Doch nun war er endlich Student. Lernangebot und Ideologie bildeten für ihn eine Einheit. Fünf Tage in der Woche gab es Vorlesungen über Anatomie, Übungen zu Massageeinheiten mit den dazugehörigen Erklärungen, was sie bewirken und die passende Ernährung. Die ganze Ausbildung war an ein buddhistisches Kloster angeschlossen und war finanziell erschwinglich. Thai-Massage hat einen ganzheitlichen Ansatz. Sie beginnt mit dem Sensibilisieren des Körpers durch Kneten der Fuß- und Fingerspitzen, dann läuft sie stetig auf das Zentrum zu. Es handelt sich um wohldosierte Einheiten von Yin und Yang. Bis der Körper einmal vollständig bearbeitet ist, vergehen mehr als zwei Stunden. Besonders gut gefiel ihm die Katze-Kuh-Übung. Dabei wird der Körper gedehnt mit einem hellen, neugierigen „miau“ und wieder eingerollt mit einem dunklen, langen „muh“.

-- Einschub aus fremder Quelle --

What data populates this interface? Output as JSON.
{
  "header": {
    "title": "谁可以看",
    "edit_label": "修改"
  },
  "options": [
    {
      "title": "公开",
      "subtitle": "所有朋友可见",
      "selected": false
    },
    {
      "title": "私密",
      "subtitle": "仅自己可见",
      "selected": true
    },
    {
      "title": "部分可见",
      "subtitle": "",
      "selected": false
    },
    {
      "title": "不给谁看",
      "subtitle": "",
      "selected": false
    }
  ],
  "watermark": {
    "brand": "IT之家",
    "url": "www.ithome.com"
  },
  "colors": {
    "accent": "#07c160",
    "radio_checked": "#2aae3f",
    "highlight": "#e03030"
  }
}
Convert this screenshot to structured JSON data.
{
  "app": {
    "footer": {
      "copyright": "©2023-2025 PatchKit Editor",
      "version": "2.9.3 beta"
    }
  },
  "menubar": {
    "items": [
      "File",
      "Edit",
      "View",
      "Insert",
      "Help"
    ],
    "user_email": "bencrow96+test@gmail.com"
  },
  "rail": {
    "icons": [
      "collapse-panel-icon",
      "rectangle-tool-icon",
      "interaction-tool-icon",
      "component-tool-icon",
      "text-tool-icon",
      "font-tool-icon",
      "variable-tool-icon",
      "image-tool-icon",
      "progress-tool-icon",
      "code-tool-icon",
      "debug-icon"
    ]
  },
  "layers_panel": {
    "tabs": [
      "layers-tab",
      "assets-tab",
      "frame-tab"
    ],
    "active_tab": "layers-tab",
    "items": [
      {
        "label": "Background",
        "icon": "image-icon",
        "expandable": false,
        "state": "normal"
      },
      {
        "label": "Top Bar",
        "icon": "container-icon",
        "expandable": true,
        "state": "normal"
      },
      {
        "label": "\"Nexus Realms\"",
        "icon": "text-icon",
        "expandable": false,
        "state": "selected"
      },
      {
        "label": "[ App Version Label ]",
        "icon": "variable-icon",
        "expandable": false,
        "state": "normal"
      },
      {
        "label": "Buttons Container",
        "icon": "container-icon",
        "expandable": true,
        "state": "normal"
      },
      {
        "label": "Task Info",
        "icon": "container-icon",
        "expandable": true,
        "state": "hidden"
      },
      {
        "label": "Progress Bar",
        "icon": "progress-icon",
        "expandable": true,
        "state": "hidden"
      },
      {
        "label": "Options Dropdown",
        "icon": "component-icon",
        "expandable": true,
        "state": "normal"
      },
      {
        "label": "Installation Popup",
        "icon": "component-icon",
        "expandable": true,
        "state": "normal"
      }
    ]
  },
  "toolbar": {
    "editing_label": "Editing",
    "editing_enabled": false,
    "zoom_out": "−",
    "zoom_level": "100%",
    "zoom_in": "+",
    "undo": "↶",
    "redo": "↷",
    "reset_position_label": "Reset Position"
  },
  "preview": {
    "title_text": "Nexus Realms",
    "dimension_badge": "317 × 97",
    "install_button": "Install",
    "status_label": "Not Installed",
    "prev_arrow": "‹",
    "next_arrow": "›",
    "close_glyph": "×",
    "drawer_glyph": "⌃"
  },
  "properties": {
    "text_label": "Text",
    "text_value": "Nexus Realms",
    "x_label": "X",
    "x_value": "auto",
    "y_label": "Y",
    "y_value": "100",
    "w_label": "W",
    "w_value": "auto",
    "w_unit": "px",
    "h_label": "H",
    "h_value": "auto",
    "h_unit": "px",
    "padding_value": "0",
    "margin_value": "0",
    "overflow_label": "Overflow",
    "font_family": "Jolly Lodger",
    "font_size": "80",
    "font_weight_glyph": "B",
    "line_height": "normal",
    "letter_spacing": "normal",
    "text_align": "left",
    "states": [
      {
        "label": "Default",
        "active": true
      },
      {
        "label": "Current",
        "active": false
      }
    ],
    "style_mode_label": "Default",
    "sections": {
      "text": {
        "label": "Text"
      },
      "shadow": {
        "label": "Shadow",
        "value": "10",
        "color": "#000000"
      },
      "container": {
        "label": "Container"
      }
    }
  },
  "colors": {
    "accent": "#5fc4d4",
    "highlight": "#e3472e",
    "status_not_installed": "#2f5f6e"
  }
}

Niemand brauchte sich um sein Essen selbst zu kümmern. Ernährungslehre gehörte mit zur Ausbildung. Schon lange hatte Wolf für makrobiotische Ernährung geschwärmt und auch versucht danach zu leben. Doch hatte er es im Alter von 17 Jahren mit der Intensität so stark übertrieben, so dass er zur Zwangsernährung im Krankenhaus landete, nachdem er versucht hatte, wie die ganz großen östlichen Weisen nur noch von Licht und Energie zu leben und auf Nahrung nahezu und auf jegliche Fette ganz verzichtete. Außerdem war seine eigene makrobiotische Ernährung immer etwas spärlich ausgefallen. Er hatte sich jeden Tag einen Topf Körner mit etwas Gemüse zweiter Wahl aus dem Grünen Laden gekocht, hatte allen rohen Früchten gänzlich abgeschworen. Doch nun gab es makrobiotische Leckerbissen in einer Ideenvielfalt ohne viel Anstrengung und lange Überlegung. Diese Speisen sprachen auch die Augen an.